Although from observations and anecdotal evidence, we have “known” of the existence of a gender gap in information and communication technology (ICT), there has been a dearth of data supporting this. Without substantive data, national and international policy goals have failed to prioritize integration of gender in ICT planning. Recent research efforts conducted by large through private-public partnerships, have studied the role of gender in ICT and provide us a glimpse of the challenges that lie ahead.
According to a report published by Intel, titled Women and the Web:
“on average across the developing world, nearly 25 percent fewer women than men have access to the Internet, and the gender gap soars to nearly 45 percent in regions like sub-Saharan Africa.”

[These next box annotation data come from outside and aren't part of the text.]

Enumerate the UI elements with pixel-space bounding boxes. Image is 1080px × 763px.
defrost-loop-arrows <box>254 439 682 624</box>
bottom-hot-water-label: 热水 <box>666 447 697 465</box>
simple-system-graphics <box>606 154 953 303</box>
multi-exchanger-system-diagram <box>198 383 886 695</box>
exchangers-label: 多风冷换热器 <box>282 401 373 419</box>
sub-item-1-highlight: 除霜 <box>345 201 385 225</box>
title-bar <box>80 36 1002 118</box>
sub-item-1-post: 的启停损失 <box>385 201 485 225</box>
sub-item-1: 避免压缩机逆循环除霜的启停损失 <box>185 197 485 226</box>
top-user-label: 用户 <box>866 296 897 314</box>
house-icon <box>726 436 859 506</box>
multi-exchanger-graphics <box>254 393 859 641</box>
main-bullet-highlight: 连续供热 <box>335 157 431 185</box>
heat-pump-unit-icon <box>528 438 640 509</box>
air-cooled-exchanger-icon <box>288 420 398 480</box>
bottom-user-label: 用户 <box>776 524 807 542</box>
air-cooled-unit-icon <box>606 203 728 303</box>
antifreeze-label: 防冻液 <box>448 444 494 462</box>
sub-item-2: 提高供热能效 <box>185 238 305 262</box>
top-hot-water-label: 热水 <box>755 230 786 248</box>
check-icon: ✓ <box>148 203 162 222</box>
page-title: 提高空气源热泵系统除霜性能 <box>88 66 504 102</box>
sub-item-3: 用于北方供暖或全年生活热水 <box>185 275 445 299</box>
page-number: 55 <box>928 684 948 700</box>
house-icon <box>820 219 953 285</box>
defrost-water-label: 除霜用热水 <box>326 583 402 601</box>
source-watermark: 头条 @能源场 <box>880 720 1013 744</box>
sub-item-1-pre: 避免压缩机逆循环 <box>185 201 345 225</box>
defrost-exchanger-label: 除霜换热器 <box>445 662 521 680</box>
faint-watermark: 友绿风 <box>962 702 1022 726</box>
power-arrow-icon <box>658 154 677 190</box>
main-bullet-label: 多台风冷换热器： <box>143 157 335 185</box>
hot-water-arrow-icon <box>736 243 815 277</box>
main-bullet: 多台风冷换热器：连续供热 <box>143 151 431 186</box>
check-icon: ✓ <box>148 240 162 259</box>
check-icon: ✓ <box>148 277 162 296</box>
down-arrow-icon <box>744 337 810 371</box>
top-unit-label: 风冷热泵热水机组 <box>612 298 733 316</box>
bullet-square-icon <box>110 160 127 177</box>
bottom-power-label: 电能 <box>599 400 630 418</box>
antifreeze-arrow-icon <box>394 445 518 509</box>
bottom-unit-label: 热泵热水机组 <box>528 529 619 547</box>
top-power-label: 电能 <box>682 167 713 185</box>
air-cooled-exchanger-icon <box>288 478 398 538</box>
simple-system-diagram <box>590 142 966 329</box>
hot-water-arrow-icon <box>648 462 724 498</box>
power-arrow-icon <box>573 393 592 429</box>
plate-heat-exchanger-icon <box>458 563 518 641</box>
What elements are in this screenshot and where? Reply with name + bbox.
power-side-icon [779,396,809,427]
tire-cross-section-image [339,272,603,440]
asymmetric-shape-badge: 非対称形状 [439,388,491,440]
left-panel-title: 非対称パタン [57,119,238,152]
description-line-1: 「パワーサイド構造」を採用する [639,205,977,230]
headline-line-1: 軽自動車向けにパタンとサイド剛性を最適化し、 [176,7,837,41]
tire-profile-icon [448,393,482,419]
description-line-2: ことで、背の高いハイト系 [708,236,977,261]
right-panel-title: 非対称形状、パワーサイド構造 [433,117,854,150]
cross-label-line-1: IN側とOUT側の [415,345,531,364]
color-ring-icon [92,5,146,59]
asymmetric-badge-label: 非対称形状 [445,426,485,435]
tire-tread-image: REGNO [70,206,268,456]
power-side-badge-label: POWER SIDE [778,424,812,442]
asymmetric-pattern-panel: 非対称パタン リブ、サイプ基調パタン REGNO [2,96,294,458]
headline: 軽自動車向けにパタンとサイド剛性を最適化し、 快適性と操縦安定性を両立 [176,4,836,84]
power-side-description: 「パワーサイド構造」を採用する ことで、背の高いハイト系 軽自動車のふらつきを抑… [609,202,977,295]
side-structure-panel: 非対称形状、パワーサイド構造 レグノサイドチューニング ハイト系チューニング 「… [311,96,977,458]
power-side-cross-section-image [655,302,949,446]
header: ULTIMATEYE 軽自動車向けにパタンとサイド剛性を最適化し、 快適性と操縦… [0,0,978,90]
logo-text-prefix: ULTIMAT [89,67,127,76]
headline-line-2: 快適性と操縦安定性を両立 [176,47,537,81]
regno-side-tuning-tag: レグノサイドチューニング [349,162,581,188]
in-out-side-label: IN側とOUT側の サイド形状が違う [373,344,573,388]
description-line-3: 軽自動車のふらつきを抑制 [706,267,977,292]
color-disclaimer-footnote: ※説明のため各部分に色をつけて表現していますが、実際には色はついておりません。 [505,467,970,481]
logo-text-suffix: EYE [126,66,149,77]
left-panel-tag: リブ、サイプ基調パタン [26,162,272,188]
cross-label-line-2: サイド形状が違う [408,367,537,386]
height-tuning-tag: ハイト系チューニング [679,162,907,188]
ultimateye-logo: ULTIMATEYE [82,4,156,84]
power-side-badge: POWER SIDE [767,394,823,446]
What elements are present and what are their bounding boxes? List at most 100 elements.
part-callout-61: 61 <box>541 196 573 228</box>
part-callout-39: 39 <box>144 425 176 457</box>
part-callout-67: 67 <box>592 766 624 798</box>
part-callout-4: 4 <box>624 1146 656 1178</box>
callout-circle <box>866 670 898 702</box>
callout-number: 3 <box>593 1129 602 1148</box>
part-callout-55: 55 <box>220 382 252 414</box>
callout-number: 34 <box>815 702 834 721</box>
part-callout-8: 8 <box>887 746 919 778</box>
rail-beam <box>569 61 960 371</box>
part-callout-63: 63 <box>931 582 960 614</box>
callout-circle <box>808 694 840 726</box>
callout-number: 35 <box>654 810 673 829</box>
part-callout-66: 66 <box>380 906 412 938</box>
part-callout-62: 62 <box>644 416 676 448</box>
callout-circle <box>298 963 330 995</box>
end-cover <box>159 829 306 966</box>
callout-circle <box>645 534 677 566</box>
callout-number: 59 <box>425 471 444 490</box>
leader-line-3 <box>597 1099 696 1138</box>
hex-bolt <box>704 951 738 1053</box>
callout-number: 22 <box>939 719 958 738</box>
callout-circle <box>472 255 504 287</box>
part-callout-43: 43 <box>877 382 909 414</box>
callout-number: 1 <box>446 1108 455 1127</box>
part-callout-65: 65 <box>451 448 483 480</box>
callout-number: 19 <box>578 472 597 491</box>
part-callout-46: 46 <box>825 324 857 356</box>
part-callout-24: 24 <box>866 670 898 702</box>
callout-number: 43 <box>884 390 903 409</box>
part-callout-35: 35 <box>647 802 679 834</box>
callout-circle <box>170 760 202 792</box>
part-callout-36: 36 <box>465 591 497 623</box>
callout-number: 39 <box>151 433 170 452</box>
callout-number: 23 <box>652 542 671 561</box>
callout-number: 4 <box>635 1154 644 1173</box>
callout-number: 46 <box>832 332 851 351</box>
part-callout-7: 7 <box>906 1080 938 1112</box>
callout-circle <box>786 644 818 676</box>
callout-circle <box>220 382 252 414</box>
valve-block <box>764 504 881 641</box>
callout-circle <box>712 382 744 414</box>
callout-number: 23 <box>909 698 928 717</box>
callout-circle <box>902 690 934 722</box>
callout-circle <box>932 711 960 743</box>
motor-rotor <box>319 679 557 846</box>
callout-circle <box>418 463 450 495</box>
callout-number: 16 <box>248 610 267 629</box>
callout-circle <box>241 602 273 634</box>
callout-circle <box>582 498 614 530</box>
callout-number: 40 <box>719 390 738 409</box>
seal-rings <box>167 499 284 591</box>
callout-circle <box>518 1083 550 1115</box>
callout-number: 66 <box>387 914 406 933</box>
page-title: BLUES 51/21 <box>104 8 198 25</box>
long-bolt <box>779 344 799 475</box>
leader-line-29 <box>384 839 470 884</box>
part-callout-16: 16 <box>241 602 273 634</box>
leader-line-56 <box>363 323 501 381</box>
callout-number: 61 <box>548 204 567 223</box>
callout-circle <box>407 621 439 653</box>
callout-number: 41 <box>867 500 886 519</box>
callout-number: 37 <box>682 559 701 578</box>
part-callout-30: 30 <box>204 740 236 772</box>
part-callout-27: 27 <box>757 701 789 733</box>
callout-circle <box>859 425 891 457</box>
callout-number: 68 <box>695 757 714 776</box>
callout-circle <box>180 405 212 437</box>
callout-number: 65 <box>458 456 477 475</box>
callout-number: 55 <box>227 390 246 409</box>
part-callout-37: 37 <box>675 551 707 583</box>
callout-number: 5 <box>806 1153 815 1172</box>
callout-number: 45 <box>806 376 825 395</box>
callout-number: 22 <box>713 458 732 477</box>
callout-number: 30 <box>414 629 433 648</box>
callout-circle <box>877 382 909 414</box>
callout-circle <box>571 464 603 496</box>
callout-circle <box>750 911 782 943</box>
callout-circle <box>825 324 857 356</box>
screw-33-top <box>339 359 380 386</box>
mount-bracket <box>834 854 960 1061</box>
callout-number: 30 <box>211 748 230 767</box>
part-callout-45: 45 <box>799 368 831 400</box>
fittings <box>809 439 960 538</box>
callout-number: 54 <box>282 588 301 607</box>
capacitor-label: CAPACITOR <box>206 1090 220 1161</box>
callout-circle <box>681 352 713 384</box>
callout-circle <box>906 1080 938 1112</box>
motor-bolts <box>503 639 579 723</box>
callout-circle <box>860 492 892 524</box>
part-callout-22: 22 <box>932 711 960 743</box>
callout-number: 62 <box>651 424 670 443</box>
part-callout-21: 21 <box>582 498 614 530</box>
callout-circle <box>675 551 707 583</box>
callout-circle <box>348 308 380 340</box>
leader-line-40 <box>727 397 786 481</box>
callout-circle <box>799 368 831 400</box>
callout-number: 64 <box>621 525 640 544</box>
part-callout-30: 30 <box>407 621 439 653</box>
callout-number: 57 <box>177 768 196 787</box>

Although most of the developing world has seen a rapid boom in cell phone usage and internet access, women have largely been left out of this technology revolution. It is also shocking to see this trend exist in developed countries, bringing into question the traditional explanations for this divide, namely cultural norms and overall freedom of expression, or the lack thereof.
This technological divide is very much part of the gender inequality that remains deeply entrenched in societies across the developing world. Women continue to enjoy lesser freedom of movement to get access to technical sources, be it through a cell phone or a cyber cafe. Despite equal opportunities for all being enshrined in law, women in much of the developing world are not availed this promise. Beginning at an early age with the quality and amount of schooling, this inequality in opportunity pervades throughout their lives as there are barriers to higher education and formal employment. Being technologically adept can play a major role in being competitive in the job market and in turn enabling women to pull themselves out of poverty. Formal sector employment rates for women, particularly in Sub-Saharan Africa, remains very low and has perpetuated economic dependency, gender-based violence and range of other issues.
Women in most of the developing world already face barriers such as poverty, discrimination and cultural stigmas, that hinder their access to technology. And while access to information and communication technology is regarded as a means of empowerment and a tool in overcoming poverty, what we are witnessing is a gender gap in the digital divide acting as a “poverty trap”.
While investing in women’s empowerment has already been proven to be one of the most effective development interventions, investing in women’s access to technology should also be a priority for governments and the civil society. Many organizations have already integrated improving access to technology for women in their portfolio of programs. The Planned Parenthood Association of Zambia have been using ICT and access to social media as a tool in the fight against gender-based violence. A recent study at Stanford University has shows that access to mobile phones significantly lower a woman’s tolerance of domestic violence, by allowing greater connectivity.
This gender gap in technology is not simply an access issue, neither is it solely an issue in the developing countries. There is a negative attitude towards girls’ achievement in science, technology, engineering and mathematics (STEM) that exists throughout the world. I attended one of the top engineering universities in the US, and the percentage of girls in most of my engineering classes lingered in the single digits. Having graduated, I went on to work for an engineering company, where the number of women in leadership roles were even lower. Point being, the gender dimension of this digital divide is multifaceted and cannot, and should not be solely be attributed to poverty.
ICT programs around the world must analyze their activities through the gender lens, and address any barriers to access for women. Moreover, more programs should be introduced that specifically promote women’s access to technology at all levels. Girls should be encouraged to take up STEM studies, and schools and universities should promote enrollment of girls in these fields. Programs such as Introduce a Girl to Engineering Day should be on every high school/university’s agenda.
Without access to ICT, women are a greater risk of being left behind as agents of change in the rapidly evolving global society. ICT is an important tool for advancing gender equality, women’s empowerment, and a more equitable world.